The merchants of the Flea Market last week were once again under pressure from the authorities to move. Their Marche aux Puces has grown into a cluster of six slightly separated markets, a jumble of tumble-down booths and rachitic sheds threaded by wandering, roofed passageways and covering an area of 150 acres. There are about 1,500 shops, employing some 10,000 people, with a yearly turnover estimated at $23 million--one-quarter of it in hard currency.
Bird baths & Bikes. On dusty tables and counters in the dark little shops lie Baccarat crystal, Sevres china, slightly used false teeth, kitchen gadgets, books, paintings, precious stones, carpets, birdbaths, old bicycle tires, bottles. A browser once found, between a bust and a bidet, Fragonard's painting, La Chemise Enlevee, and bought it for 20 francs; it is now worth millions of francs. Other lucky buyers uncovered original works sold in their impoverished days by Vlaminck, Cezanne, Utrillo, Modigliani.
But there has been bamboozlement along with the bargains. Student copies of the works of famous painters have been sold to the unwary. And prices for authentic antiques can often be higher in the Flea Market than in the expensive antique shops of the fashionable Faubourg Saint-Honore--in fact, canny antique dealers work both sides of the street. Sitting in their shop armchairs, slowly polishing their copper casseroles and warming pans, the dealers are well aware of the old truth that the more of a mess surrounds an object, the more a customer thinks he has made a find.
Golden Eggs. But the suburbs of Paris have slowly closed in on the Flea Market. Bulldozers appeared on the old Saint-Ouen parade ground. Four big housing developments rose 14 stories above the plain. Schools, children's playgrounds, sport fields, tree-lined avenues, a hospital annex are planned--and the Flea Market is in the way.
Mayor Fernand Lefort called in the Association of Flea Market Merchants, showed off designs for a handsome new Flea Market of 1,000 booths--even, for old times' sake, arranged in a labyrinth pattern of circling passageways, yet leaving room for five new housing blocks.

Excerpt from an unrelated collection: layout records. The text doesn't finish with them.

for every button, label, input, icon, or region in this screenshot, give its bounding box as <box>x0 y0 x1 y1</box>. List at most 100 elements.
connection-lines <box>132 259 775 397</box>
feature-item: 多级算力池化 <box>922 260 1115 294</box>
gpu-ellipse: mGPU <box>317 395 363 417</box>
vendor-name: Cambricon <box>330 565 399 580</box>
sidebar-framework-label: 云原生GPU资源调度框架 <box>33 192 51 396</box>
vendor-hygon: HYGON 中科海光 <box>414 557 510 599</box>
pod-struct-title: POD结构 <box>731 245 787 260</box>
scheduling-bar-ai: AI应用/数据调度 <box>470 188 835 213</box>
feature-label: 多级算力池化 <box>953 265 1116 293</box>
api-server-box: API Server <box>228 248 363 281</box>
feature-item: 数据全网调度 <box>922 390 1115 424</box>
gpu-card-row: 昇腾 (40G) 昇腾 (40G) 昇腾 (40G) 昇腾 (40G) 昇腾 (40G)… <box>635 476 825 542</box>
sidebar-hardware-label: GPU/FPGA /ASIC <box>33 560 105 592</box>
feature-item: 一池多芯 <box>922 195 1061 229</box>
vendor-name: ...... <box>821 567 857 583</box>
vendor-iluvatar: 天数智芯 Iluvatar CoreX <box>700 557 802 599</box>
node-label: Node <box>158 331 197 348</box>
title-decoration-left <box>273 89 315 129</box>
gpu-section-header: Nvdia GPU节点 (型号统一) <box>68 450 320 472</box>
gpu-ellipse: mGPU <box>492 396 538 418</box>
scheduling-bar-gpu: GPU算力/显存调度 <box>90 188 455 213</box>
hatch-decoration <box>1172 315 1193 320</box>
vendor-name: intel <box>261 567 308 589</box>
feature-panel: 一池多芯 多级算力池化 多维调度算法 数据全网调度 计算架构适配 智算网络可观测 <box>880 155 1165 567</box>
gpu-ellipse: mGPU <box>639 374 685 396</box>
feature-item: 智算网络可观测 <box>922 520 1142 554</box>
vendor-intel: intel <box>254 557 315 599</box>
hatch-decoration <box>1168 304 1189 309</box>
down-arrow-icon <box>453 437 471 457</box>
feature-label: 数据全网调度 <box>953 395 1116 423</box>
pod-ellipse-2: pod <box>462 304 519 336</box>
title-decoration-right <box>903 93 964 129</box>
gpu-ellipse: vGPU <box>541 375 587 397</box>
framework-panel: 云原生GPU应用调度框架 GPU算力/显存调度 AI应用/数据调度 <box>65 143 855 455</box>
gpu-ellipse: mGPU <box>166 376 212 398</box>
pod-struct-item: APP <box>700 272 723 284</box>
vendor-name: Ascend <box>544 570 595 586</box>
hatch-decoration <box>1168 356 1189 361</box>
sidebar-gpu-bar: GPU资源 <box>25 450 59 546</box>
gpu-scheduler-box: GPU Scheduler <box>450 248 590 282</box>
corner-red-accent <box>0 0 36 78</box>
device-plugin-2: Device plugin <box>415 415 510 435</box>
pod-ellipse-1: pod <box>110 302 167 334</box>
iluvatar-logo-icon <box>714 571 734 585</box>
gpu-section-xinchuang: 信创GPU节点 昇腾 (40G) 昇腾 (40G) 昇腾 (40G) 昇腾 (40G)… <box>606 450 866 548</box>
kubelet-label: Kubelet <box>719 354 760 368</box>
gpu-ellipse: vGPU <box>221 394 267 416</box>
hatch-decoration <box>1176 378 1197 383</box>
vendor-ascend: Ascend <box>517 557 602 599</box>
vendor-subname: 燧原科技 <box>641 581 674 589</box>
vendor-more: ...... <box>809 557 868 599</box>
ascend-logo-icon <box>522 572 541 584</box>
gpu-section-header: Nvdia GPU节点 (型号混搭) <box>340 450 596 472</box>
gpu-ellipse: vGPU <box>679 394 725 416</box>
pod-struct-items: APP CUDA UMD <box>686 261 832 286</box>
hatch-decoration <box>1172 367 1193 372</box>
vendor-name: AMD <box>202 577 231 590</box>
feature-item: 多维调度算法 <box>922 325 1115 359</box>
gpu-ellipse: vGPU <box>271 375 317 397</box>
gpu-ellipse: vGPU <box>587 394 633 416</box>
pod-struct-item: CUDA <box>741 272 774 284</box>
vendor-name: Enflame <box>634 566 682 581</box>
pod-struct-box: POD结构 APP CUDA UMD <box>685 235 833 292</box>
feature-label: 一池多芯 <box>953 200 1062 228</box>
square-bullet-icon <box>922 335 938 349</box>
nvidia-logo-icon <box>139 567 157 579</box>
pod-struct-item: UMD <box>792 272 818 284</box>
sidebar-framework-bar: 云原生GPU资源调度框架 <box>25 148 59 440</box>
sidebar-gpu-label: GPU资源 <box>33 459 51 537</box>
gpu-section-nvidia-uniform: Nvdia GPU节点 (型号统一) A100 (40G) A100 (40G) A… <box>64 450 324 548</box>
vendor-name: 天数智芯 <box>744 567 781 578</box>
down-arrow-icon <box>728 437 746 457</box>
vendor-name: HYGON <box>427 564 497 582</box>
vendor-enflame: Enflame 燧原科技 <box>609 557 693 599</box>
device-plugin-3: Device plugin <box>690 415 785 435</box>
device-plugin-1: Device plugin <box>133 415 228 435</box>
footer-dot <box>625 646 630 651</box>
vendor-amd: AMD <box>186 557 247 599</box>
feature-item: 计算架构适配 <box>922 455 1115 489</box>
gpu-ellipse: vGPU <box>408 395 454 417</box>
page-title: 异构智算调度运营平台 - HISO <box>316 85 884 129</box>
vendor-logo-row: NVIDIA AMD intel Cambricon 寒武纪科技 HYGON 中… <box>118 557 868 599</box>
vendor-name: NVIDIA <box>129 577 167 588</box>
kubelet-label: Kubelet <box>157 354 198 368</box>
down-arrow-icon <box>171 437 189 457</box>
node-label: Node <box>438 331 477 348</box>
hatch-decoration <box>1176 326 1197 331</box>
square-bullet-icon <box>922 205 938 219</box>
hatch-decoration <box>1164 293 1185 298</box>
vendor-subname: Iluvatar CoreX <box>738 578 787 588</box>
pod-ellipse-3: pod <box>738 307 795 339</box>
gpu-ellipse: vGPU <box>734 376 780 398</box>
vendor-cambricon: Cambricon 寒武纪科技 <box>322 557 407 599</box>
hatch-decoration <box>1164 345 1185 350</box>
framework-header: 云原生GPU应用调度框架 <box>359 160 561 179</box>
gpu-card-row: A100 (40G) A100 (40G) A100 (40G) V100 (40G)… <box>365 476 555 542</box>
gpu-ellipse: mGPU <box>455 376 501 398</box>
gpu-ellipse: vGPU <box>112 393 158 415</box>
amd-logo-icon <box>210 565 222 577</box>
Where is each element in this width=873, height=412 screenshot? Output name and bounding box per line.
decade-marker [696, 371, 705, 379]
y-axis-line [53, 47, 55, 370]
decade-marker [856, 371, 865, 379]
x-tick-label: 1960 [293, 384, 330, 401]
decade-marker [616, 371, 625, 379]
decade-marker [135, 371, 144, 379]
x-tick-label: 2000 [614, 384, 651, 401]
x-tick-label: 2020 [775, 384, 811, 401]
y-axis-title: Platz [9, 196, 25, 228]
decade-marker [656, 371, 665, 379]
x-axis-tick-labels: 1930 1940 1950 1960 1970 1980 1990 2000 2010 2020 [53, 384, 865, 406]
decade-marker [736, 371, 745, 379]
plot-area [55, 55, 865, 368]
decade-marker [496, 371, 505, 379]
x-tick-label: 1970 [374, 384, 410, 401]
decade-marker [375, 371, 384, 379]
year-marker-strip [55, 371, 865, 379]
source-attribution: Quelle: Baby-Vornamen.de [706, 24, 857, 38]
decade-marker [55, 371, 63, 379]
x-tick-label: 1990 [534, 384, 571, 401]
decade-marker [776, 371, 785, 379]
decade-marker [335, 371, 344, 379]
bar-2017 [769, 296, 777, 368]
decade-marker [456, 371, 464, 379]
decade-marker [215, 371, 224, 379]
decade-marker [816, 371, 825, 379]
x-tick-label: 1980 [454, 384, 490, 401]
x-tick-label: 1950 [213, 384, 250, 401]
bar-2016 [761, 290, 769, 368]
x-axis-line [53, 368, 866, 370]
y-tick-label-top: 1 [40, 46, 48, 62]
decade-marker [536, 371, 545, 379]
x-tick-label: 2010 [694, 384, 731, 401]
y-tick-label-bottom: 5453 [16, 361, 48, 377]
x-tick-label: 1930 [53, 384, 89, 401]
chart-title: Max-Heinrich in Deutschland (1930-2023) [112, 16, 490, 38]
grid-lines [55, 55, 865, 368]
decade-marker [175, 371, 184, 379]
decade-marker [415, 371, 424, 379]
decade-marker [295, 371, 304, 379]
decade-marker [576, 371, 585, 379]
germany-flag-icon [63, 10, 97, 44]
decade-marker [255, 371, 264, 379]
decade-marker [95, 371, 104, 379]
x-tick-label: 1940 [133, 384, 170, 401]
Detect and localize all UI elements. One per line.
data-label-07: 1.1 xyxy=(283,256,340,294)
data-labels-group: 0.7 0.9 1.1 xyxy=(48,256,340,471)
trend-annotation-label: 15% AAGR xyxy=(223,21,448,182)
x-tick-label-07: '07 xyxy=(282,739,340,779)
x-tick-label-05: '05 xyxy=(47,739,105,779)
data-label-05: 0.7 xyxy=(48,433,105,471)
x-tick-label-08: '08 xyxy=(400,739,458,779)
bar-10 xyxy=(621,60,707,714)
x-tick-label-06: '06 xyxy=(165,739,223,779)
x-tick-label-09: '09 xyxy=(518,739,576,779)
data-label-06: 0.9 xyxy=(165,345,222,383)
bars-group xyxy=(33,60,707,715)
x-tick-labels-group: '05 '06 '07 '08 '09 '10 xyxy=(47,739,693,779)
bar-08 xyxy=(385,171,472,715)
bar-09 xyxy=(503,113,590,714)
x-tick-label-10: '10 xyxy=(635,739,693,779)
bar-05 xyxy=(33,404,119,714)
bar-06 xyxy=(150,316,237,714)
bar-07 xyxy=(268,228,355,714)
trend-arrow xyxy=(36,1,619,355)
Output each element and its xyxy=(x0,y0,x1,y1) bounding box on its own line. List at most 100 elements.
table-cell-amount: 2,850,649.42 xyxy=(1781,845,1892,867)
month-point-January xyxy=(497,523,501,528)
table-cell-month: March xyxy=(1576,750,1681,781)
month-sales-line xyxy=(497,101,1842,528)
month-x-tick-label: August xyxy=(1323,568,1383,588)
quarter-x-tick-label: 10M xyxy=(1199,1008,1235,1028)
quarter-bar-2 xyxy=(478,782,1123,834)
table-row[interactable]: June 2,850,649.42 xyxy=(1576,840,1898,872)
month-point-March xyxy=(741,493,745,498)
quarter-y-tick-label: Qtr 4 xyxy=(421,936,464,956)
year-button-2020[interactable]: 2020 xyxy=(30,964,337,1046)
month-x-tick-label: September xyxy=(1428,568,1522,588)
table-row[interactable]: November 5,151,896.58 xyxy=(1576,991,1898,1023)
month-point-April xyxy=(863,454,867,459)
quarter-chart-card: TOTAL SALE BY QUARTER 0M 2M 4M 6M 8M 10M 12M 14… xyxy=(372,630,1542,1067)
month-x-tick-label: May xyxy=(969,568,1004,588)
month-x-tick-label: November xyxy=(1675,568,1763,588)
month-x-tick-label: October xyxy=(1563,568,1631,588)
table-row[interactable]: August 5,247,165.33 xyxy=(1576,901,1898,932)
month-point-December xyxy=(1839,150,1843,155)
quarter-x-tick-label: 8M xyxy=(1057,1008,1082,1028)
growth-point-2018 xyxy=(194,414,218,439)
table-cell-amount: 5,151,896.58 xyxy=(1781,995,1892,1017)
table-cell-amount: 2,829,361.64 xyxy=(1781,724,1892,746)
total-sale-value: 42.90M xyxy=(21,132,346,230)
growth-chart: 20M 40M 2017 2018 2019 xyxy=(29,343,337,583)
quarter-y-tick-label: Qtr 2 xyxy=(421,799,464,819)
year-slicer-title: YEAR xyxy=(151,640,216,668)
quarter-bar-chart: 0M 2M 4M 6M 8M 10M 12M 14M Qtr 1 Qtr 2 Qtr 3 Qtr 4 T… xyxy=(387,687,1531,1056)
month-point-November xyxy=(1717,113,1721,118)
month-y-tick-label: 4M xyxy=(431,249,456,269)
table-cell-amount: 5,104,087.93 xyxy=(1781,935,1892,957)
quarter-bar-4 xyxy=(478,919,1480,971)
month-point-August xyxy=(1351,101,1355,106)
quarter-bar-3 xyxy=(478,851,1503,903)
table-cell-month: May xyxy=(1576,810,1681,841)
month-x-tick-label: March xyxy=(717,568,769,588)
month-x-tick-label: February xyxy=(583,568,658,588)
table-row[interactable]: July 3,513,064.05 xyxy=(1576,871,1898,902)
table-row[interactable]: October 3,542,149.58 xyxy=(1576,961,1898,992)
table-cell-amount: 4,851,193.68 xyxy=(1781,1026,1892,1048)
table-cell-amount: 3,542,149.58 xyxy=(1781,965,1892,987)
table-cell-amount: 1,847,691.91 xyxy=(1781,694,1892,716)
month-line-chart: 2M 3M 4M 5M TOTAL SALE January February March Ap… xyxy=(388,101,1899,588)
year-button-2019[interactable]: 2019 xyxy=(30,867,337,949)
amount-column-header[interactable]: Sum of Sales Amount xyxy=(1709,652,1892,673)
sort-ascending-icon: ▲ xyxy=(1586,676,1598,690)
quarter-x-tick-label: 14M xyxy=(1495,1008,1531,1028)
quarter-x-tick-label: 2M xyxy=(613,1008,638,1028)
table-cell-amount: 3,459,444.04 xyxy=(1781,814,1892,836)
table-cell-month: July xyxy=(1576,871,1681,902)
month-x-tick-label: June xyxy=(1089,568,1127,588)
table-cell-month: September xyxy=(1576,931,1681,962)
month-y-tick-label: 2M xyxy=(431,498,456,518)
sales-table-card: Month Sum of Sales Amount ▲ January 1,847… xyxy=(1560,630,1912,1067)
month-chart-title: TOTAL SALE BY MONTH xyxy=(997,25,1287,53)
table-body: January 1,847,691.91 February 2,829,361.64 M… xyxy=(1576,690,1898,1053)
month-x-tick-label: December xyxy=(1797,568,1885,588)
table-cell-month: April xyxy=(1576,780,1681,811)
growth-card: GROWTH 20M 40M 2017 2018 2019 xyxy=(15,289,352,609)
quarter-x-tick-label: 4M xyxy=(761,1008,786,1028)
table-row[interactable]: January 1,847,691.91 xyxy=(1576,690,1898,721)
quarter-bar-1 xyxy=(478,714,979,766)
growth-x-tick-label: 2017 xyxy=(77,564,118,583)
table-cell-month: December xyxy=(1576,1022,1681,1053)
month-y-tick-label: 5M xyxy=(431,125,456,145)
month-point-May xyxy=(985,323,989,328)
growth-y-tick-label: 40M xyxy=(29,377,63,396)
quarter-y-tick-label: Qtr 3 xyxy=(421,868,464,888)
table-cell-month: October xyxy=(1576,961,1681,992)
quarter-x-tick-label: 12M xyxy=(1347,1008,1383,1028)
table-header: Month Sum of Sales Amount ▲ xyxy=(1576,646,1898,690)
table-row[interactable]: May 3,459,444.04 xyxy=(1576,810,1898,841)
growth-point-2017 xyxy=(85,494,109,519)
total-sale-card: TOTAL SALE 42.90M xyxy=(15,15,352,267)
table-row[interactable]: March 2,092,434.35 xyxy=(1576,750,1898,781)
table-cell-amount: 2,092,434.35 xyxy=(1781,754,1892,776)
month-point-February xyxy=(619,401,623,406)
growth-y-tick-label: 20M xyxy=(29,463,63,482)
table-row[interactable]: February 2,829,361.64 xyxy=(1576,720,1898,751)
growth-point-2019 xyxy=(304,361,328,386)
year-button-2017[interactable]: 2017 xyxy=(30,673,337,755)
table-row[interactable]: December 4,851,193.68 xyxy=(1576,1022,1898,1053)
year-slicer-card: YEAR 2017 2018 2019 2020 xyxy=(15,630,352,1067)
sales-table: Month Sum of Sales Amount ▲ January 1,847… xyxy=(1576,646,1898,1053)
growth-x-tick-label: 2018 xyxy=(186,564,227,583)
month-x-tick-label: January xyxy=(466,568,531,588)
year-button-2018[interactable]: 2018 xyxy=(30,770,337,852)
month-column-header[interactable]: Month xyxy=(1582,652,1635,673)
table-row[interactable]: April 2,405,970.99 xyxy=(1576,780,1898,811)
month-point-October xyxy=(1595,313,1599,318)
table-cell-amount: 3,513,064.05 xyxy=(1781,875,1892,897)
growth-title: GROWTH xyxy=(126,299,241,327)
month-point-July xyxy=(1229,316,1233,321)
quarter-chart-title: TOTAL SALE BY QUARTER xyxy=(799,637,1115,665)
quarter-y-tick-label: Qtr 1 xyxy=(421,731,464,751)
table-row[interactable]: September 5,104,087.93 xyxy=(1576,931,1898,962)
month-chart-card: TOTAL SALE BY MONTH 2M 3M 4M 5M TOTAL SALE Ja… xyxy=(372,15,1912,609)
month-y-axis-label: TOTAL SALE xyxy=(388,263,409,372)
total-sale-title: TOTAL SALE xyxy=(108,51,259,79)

The anarchists of the Flea Market suspiciously studied the plan. Who would pay for it? The government--alors, c,a va. But it was not grand enough. They countered with an elaborate design of their own: a grandiose belt of buildings, at the center of which would stand the market. The entrance to this pushcart palace would be a monumental door, flanked by two towers.
The mayor and his councilors groaned, complained that the design looked more like the Brussels World's Fair than a Flea Market, noted that it saved little if any ground for housing developments, and that its cost would be beyond the resources of Saint-Ouen or the government. But, Mayor Lefort assured the skeptical Fleas, Saint-Ouen has only their own best interests at heart: "There is no question of suppressing the Flea Market. It is one of the hens that lays golden eggs for France."